Now, I was pretty aggravated not only because I couldn't run my code, but also because I used to do research related to people with disabilities and accessible digital technology, and know that secured pdfs are far from accessible. They are incompatible with screen readers, for example. And yet the Federal Reserve website claims:
"The Board of Governors of the Federal Reserve System is committed to making its website accessible to all users and ensuring that it meets or exceeds the requirements of Section 508 of the Rehabilitation Act.

The majority of documents on our website are presented in PDF, HTML, or plain text format. When documents are provided in multiple formats, at least one version is designed to be accessible to users of assistive technology."

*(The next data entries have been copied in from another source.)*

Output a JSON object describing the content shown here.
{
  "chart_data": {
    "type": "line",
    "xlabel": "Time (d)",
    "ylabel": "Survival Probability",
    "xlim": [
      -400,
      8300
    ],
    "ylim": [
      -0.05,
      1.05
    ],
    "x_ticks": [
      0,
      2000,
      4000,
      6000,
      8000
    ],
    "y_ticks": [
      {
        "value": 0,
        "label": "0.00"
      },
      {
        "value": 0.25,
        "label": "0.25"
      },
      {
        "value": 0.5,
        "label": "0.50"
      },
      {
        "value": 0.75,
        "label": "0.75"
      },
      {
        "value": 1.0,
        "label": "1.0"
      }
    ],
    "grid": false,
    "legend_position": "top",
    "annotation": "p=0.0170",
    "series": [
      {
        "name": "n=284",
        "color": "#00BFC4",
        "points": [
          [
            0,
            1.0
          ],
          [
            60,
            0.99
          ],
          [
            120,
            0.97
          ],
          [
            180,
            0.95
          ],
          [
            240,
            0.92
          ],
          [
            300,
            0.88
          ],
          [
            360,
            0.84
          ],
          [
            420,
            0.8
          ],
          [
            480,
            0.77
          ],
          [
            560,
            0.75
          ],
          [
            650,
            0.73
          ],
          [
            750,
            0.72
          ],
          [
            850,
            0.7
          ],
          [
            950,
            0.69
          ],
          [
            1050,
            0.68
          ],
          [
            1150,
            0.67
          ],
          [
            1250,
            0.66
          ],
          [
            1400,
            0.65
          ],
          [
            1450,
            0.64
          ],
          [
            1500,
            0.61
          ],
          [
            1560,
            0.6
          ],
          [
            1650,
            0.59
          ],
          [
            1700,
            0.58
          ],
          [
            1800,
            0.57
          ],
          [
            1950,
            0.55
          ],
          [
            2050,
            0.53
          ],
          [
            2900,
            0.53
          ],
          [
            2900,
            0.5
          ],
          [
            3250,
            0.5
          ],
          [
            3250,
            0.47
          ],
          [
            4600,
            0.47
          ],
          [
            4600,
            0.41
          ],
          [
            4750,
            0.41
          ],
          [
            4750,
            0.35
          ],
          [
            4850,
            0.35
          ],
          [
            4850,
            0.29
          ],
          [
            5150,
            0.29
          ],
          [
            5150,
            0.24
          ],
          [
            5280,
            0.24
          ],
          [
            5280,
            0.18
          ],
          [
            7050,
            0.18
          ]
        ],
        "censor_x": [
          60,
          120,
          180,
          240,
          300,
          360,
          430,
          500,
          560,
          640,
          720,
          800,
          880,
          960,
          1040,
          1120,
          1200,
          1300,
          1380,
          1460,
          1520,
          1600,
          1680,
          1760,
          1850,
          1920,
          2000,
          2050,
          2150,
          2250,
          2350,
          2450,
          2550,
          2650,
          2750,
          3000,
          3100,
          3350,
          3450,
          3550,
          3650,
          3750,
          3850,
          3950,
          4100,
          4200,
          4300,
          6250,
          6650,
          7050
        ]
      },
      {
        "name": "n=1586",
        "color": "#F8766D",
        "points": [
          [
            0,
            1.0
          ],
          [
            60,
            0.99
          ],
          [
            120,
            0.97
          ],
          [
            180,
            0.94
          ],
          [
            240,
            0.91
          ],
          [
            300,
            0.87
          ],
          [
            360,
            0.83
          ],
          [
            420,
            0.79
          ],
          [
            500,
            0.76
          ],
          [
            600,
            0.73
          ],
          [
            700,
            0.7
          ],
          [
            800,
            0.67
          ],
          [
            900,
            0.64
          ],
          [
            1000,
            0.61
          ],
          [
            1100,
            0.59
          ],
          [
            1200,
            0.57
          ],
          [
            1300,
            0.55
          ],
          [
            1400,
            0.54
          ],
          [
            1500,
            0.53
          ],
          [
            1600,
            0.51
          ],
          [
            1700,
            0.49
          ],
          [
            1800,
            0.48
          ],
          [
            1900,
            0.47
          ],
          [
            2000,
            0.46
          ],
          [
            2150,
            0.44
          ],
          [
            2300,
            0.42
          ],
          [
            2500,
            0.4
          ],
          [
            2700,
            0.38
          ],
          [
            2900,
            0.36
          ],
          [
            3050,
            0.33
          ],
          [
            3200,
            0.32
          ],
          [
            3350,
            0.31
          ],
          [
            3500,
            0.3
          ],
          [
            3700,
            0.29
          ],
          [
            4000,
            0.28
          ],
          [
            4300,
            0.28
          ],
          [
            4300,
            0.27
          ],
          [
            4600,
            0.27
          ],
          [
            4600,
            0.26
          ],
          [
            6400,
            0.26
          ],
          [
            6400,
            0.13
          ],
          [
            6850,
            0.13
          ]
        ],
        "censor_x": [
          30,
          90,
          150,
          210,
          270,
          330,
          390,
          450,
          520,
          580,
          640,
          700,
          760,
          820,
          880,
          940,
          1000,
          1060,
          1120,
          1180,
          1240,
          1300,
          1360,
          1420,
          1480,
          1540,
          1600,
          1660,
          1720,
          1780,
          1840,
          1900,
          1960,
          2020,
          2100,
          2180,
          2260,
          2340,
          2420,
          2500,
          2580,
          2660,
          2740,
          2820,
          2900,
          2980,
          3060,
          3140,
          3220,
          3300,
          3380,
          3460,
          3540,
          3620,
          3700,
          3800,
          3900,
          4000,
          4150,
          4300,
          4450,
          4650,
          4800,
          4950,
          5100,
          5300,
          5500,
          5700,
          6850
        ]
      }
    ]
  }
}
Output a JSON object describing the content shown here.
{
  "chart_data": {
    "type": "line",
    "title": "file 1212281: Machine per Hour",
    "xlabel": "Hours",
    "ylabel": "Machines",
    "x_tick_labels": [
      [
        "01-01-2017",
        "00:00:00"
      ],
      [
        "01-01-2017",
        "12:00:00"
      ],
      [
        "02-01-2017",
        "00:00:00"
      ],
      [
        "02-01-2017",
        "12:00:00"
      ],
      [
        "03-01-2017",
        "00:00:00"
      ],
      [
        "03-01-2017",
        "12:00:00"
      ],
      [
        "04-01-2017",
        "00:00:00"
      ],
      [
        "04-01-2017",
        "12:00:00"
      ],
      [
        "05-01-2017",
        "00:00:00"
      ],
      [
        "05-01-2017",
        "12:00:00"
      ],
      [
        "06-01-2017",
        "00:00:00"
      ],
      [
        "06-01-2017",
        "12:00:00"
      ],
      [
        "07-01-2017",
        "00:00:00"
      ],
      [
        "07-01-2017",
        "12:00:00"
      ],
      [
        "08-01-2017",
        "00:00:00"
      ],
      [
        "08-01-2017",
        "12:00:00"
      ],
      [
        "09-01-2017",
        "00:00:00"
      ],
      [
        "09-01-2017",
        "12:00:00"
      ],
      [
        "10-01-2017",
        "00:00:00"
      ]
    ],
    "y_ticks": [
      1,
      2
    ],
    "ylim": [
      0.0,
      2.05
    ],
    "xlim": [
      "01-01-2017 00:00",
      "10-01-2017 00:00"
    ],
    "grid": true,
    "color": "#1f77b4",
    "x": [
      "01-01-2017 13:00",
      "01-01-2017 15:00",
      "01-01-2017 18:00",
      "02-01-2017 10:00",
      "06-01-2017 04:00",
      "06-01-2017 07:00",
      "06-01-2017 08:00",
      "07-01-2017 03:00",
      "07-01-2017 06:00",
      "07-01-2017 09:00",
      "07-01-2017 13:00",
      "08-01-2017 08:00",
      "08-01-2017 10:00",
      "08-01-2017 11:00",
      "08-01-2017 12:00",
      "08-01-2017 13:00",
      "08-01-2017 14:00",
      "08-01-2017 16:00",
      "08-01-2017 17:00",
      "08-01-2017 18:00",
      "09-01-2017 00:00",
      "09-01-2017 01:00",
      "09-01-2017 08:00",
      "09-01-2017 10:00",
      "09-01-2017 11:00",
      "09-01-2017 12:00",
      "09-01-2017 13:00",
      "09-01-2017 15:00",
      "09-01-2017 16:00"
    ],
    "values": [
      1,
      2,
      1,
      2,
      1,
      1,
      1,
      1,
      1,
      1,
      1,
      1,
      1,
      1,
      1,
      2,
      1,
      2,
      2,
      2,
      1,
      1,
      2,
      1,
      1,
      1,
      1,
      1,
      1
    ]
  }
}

The Freedom of Information Act, which requires public documents to be disclosed, has only nine exceptions and I can't see how Fed historical documents fit under any of the exceptions.

Being in Berkeley has taught me a thing or two about righteous indignation, so I called the FOIA office and explained what I was after, using every bit of Southern charm I could muster. They promised to get back to me in two days. Guess what? They didn't. So I called back and used my Berkeley voice and they took down my email address. At first I didn't get the email because they misspelled Berkeley, but then I finally got an email, which consisted of a link to the exact webpage where I got their phone number, and instructions that I could fill out a FOIA request but they were really backed up so I should expect a long wait.

I knew I wouldn't get any results in time to do my history paper, so I had to come up with a different topic. At this point I'm debating the wisdom of FOIA-ing the Fed as a first year grad student. A FOIA request would be more or less a matter of principle at this point. Maybe for future research too, but mostly I want them to put accessible versions of all the public documents on the website. I'm leaning towards doing it. Anyone have advice?

For awhile I got sidetracked into making fancier and fancier Python code with less and less clarity about what to use it for. But I happened to notice a very simple, but very striking, result. The frequency of mention of the word "unemployment" in the New York Times is highly correlated with the actual unemployment rate, and the relationship is stable over time (I started in 1914, before unemployment statistics were even published). I was reluctant to not use the more "high tech" functions I programmed, but could tell that this result would make for a better, less convoluted paper. I hope I was right! Here's my favorite line:

If it’s hard to know what people know, and harder to know what people knew, it’s hardest to know what people knew but didn’t know they knew.

It's my first shot at independent economic research, and I'm pleased with how it turned out and glad I enjoyed the process. I'll be anxious for feedback from my professors and peers.


  1. Hi Carola,

    I am so sorry about your elbow, but I am glad about your writing. I know is probably too late, and not what you are trying to do with a FOIA request, but this blog post explains a way to OCR protected PDFs

    You are probably the only person in the Universe who spends a spring break learning python, but as a fellow scholar I understand that you probably had a lot of fun figuring out your language analysis algorithms.

    Good luck with the end of this semester!!!


  2. Thanks, Mauricio. I wonder if I would get in some kind of trouble if I were to unprotect some Fed documents and then publish the results!

    I turned in my history paper today and ended up using New York Times articles instead.